While the US denied involvement of any kind in the Bolivian unrest, Morales was seemingly correct in his assertion as recently released WikiLeaks cables showed that the United States Agency for International Development (USAID) disbursed at least $4 million dollars to the separatist groups in the media luna.

USAID is officially a United States governmental agency that doles out foreign aid to civilians and organizations. It is subject to the foreign policy guidance of the President of the US and other high-ranking officals.

According to the state press Agencia Boliviana de Información, Morales was speaking at a public act when he made the remarks, pertinent because he made them in Santa Cruz de la Sierra, Bolivia’s second city and unofficial capital of the media luna.

“According to the e-mails sent between 2006 and 2009, the United States Agency for International Development (USAID) provided at least $4 million to the separatist movements in the region known as the media luna, which comprises the eastern departments of Bolivia,” Morales said.

He explained that the cables were analyzed by Norwegian journalist and transparency activist Eirik Vold, who has worked extensively with Julian Assange and WikiLeaks in the past. In late 2016, Vold said that there were 14,000 WikiLeaks documents concerning Morales and Washington’s role in Latin America to be scrutinized.

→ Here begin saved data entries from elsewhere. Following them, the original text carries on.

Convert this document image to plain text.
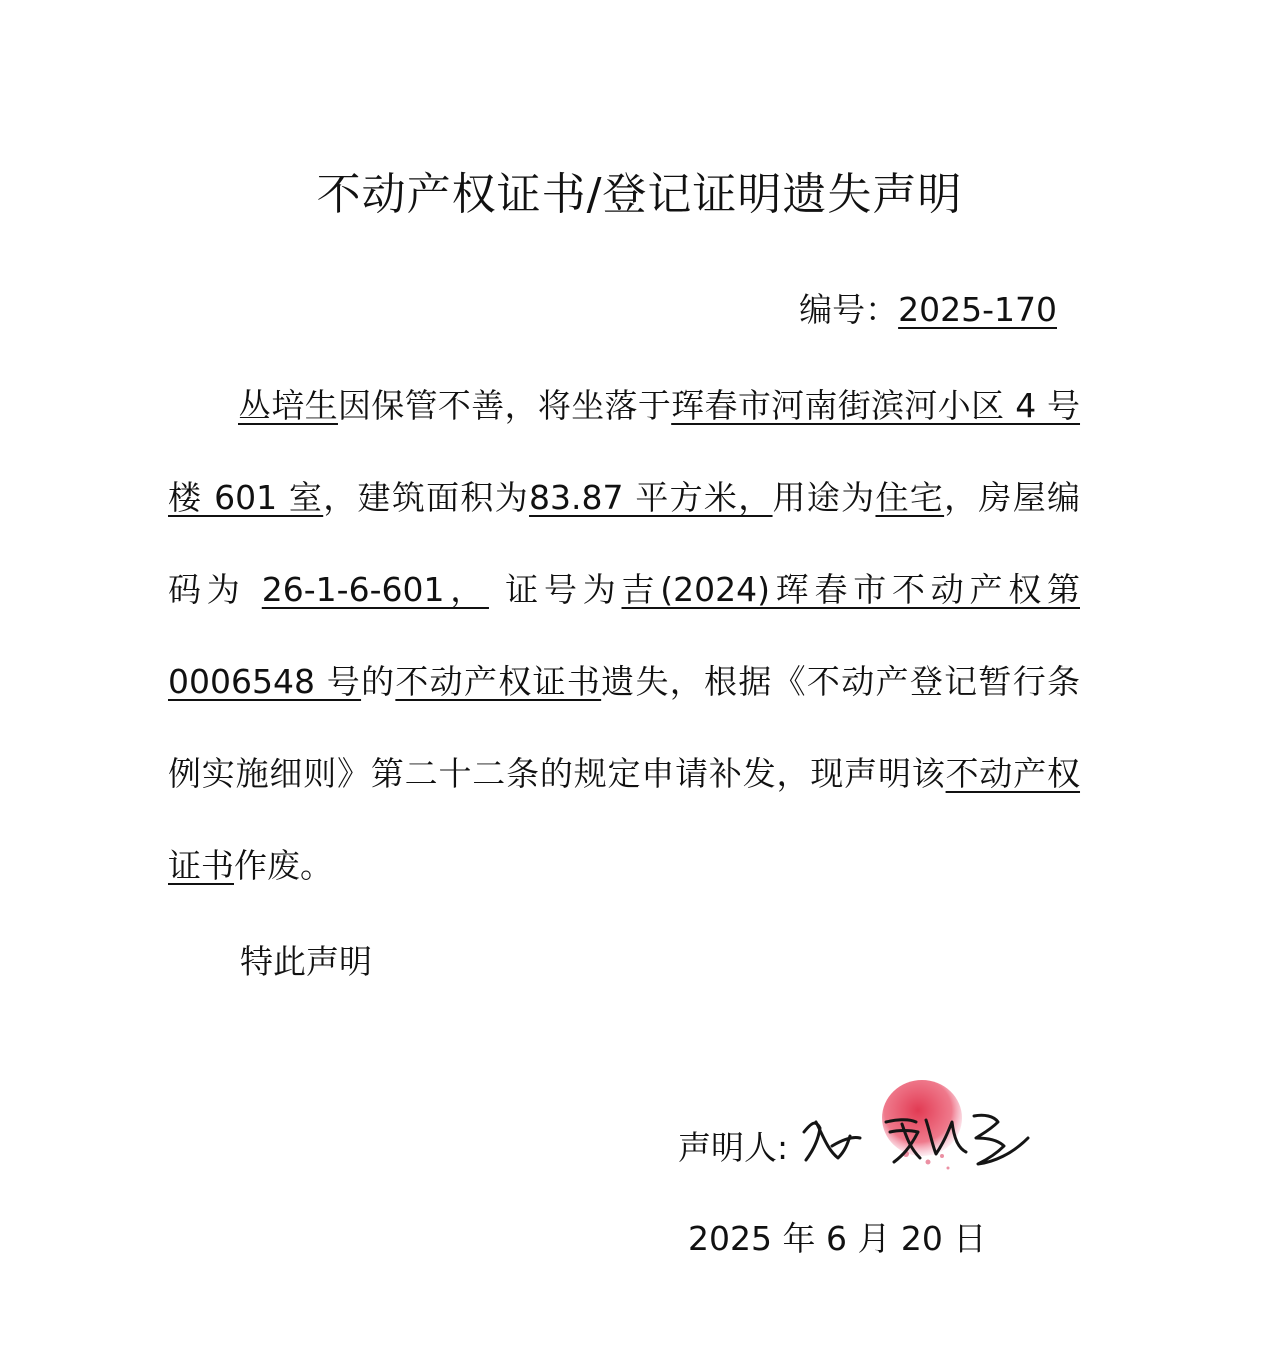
不动产权证书/登记证明遗失声明
编号：2025-170

丛培生因保管不善，将坐落于珲春市河南街滨河小区 4 号楼 601 室，建筑面积为83.87 平方米，用途为住宅，房屋编码为 26-1-6-601， 证号为吉(2024)珲春市不动产权第 0006548 号的不动产权证书遗失，根据《不动产登记暂行条例实施细则》第二十二条的规定申请补发，现声明该不动产权证书作废。

特此声明
声明人:
2025 年 6 月 20 日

“Now we can clearly see and realize where and how the division of Bolivia was planned and how the division of Bolivia was financed. We can now see how important it was for our nation to stay united in the face of foreign intervention,” Morales said.

In nearby Ecuador, USAID funded several non-governmental organizations (NGOs) that were politically motivated, as well as groups that were in staunch opposition to the Correa government.

According to then-leader Rafael Correa, Ecuador would have gladly worked with USAID “if that financing was actually for development but the money is used to finance NGOs that are enemies of the government and even worse, quite obvious about violating the rules of our nation.”

Correa said that his nation would stop its cooperation with USAID until a new and reworked agreement between his government and the agency was signed. Apparently, no deal was reached as USAID left Ecuador in September of 2014. This came just one year after Morales ordered the agency to shut down in Bolivia.

“There is direct interference by external groups in Latin American nations like Ecuador under the pretext of strengthening democracy but really with the intention of destabilizing governments through funding of certain citizens and groups,” Correa said then. “We will not allow this blatant intervention.”

Indeed, USAID has been embroiled in similar situations before in nearby Colombia, Venezuela and elsewhere. The case of Alan Gross, the US government subcontractor that was imprisoned in Cuba from 2009 to 2014 for illegally distributing communication equipment in Havana without permission, highlighted USAID’s political side. In the example of the island, USAID’s mission in Cuba officially and explicitly calls for regime change.

For their part, the US Embassy in La Paz rejected Morales’ latest statement as “unfounded” and “based on a biased source.”